Sylvestre Sbille situe son roman Massada dans les dernières semaines du siège. S’il s’appuie sur une documentation historique précise aussi bien concernant la situation en Judée que la vie dans l’armée romaine, son livre n’est aucunement un roman historique. Événements et personnages sont décrits de manière concrète, prosaïque, mais sont aussi investis d’une valeur symbolique.

Dans le camp romain, vit Djanu, un adolescent d’une quinzaine d’années, dont la mère Roxanne est la favorite du légat commandant l’armée et qui ambitionne de le faire adopter par celui-ci. Il y a cependant en Djanu un autre (« J’ai l’impression de ne plus être tout seul »), état qui lui vient peut-être de Janus, le dieu à deux faces, à l’origine de son nom. Le jeune homme est fasciné par Isis, qui peut apparaître comme une prostituée égyptienne, mais qui, elle aussi, révèle une autre face, que l’adolescent comprend petit à petit. Un lien mystérieux s’établit entre eux ; Isis compte sur Djanu pour l’aider dans une recherche. Intervient encore un homme dont la personnalité ouvre à diverses interprétations contradictoires : un vieillard, parfois qualifié de conteur, parfois de poète, surnommé Chèvrebouc, dont les histoires et les propos peuvent être compris de manières différentes. N’est-il pas plus et autre que le conteur-poète qu’il prétend être ?

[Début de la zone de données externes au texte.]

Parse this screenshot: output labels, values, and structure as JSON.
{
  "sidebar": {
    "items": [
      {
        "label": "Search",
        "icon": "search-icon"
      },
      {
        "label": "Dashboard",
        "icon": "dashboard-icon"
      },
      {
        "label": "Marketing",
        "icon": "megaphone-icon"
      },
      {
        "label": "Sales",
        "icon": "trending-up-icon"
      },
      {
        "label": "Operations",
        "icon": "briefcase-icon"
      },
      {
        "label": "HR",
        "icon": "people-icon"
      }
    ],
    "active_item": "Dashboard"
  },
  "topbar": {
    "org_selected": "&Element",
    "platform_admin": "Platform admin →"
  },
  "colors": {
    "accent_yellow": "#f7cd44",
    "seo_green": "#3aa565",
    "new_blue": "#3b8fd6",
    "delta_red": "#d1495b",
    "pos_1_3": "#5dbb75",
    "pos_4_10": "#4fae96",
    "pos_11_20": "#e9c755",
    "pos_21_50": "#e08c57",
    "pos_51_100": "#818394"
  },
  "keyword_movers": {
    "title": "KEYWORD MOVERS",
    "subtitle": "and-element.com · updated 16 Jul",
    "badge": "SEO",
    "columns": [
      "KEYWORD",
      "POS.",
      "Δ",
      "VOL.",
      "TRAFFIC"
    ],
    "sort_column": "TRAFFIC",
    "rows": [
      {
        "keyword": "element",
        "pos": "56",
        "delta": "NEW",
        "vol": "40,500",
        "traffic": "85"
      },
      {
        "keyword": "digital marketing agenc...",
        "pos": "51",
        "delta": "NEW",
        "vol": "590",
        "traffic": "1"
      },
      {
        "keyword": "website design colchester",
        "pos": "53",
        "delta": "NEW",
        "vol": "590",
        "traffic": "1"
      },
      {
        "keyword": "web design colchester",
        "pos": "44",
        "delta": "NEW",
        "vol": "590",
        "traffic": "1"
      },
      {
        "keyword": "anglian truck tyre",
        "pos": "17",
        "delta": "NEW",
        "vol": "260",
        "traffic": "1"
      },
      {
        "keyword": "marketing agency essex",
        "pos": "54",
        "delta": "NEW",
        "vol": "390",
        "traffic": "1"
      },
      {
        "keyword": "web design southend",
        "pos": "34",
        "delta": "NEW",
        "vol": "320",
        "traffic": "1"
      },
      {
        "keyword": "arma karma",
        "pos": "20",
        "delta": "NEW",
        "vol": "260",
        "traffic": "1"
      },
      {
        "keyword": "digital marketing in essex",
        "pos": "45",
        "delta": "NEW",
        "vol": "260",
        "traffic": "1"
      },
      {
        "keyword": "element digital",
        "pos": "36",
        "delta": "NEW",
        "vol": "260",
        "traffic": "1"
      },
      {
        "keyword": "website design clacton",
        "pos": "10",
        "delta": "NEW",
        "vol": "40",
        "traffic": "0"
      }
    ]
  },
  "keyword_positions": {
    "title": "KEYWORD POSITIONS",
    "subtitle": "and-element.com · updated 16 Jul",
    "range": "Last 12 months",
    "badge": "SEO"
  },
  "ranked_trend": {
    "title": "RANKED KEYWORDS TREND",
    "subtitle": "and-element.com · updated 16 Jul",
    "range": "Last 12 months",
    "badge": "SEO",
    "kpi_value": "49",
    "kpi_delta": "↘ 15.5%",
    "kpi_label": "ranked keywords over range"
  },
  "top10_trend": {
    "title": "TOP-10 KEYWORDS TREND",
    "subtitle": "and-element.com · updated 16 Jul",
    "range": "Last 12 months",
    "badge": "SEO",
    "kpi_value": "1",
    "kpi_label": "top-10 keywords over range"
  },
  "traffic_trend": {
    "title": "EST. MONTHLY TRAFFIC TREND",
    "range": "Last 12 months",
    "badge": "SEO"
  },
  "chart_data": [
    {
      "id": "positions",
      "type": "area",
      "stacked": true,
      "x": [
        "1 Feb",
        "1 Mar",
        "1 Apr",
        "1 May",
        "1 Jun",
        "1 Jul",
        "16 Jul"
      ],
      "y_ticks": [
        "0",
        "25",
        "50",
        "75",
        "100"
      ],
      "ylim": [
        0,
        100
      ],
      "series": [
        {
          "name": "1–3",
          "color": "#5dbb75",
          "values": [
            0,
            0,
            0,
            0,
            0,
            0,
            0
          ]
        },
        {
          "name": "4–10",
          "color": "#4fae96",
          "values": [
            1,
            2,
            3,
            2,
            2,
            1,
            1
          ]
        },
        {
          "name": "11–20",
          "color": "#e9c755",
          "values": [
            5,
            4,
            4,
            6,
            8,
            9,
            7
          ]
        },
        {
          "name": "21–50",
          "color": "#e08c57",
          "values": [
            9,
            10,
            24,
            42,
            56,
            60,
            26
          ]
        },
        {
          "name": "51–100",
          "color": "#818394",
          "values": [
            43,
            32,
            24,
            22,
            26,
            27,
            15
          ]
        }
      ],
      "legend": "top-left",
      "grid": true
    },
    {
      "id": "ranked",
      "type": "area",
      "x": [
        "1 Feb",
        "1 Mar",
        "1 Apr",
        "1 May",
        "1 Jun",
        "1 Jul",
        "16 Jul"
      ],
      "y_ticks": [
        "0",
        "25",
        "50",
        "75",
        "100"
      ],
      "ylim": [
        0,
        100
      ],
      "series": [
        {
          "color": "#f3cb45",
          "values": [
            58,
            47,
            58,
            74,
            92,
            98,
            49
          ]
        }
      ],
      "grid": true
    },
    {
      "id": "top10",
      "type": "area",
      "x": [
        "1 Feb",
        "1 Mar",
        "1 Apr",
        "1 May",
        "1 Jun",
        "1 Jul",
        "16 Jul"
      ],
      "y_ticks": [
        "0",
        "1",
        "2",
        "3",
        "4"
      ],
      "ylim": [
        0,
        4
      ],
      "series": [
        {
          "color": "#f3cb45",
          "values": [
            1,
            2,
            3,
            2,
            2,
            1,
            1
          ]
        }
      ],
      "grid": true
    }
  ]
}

La citadelle abrite des personnages qui s’opposent, les Juifs qui luttent avec l’espoir d’une victoire militaire et ceux pour qui, au contraire, la vraie victoire est ailleurs, au-delà de la mort qu’ils savent proche. Tout cela est vu par les yeux de petites filles, perplexes devant l’attitude des adultes et qui vont tout faire pour tenter d’échapper à ce sort funeste. Des liens insoupçonnés existent entre les habitants de Massada et ceux qui les assiègent, la forteresse étant pour tous un pôle de fascination, à la fois pour sa beauté et pour sa valeur emblématique.

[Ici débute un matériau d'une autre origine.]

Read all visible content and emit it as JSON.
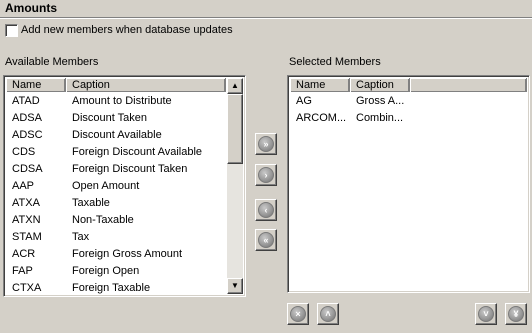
{
  "section_title": "Amounts",
  "add_members_checkbox": {
    "label": "Add new members when database updates",
    "checked": false
  },
  "available": {
    "label": "Available Members",
    "columns": [
      "Name",
      "Caption"
    ],
    "rows": [
      [
        "ATAD",
        "Amount to Distribute"
      ],
      [
        "ADSA",
        "Discount Taken"
      ],
      [
        "ADSC",
        "Discount Available"
      ],
      [
        "CDS",
        "Foreign Discount Available"
      ],
      [
        "CDSA",
        "Foreign Discount Taken"
      ],
      [
        "AAP",
        "Open Amount"
      ],
      [
        "ATXA",
        "Taxable"
      ],
      [
        "ATXN",
        "Non-Taxable"
      ],
      [
        "STAM",
        "Tax"
      ],
      [
        "ACR",
        "Foreign Gross Amount"
      ],
      [
        "FAP",
        "Foreign Open"
      ],
      [
        "CTXA",
        "Foreign Taxable"
      ]
    ]
  },
  "selected": {
    "label": "Selected Members",
    "columns": [
      "Name",
      "Caption"
    ],
    "rows": [
      [
        "AG",
        "Gross A..."
      ],
      [
        "ARCOM...",
        "Combin..."
      ]
    ]
  },
  "icons": {
    "scroll_up": "arrow-up-icon",
    "scroll_down": "arrow-down-icon",
    "add_all": "double-chevron-right-icon",
    "add": "chevron-right-icon",
    "remove": "chevron-left-icon",
    "remove_all": "double-chevron-left-icon",
    "move_top": "close-circle-icon",
    "move_up": "chevron-up-icon",
    "move_down": "chevron-down-icon",
    "move_bottom": "double-chevron-down-icon"
  }
}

Sylvestre Sbille joue entre concret et symbolique, instillant sans cesse un doute sur la nature des événements et des personnages, insinuant le mystère par des allusions non explicitées. Il tisse un jeu d’indices et de suggestions qui laissent planer une incertitude. Ainsi, Chèvrebouc a « au centre de la paume une cicatrice, comme un petit nid ». Mais en même temps il dit à celle qui l’aperçoit : « Ne va pas t’imaginer des choses ». C’est lui aussi qui affirme : « Les mots ne servent pas à persuader ni à avoir raison. Ils existent seulement pour eux-mêmes. Pour le plaisir qu’ils ont de se coller à d’autres mots. » Les mots ne servent-ils qu’à donner un support aux rêves des hommes et à les habiller jusqu’à constituer une vérité ? Mais que vaut alors l’enseignement que le poète est censé prodiguer ? Toute pensée est tissée de paradoxes.

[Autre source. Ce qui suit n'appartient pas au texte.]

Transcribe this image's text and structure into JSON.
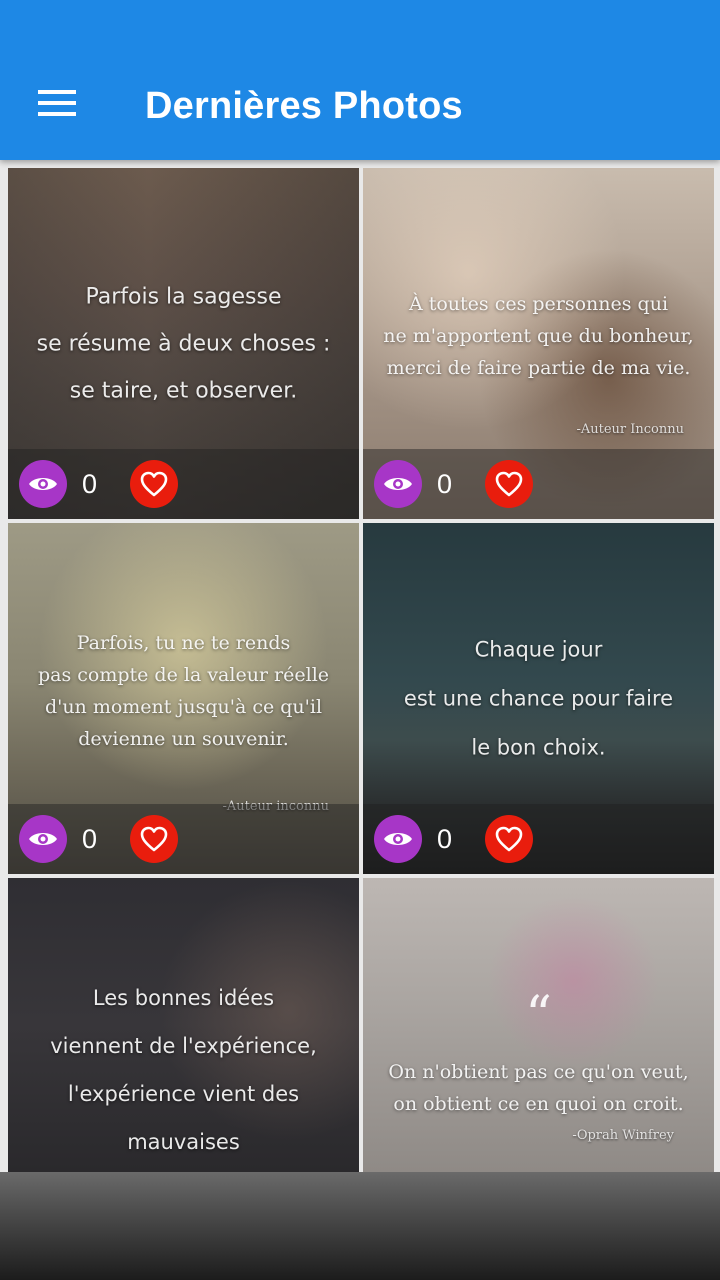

Et donc, les épisodes ont aussi une valeur symbolique et métaphorique ; le lecteur est appelé à les faire résonner entre eux. Par exemple, Isis a été enfermée dans un cellier et laissée pour morte, dont elle a cependant pu sortir comme d’un tombeau ; ce qu’elle a vécu peut être mis en lien avec ce projet des enfants s’enfermant volontairement dans les citernes de la forteresse et qui s’en échappent comme d’un sépulcre. Dans un roman qui privilégie l’allusion et la suggestion, on s’étonne du soin de l’auteur à décrire le bélier romain qui détruit lentement les murailles de la citadelle ; sauf à le mettre en rapport avec le même travail de démolition des certitudes qu’accomplit le sage-poète qui porte le mot bouc dans son nom. Ou encore, les oiseaux, riches de leur image de liberté et d’absence des contraintes spatiales, ne peuvent, paradoxalement, pas s’échapper de la citadelle (l’un d’eux meurt enfermé) tandis que le modeste âne, appelé Courageux, devient un moyen de survie et de rédemption.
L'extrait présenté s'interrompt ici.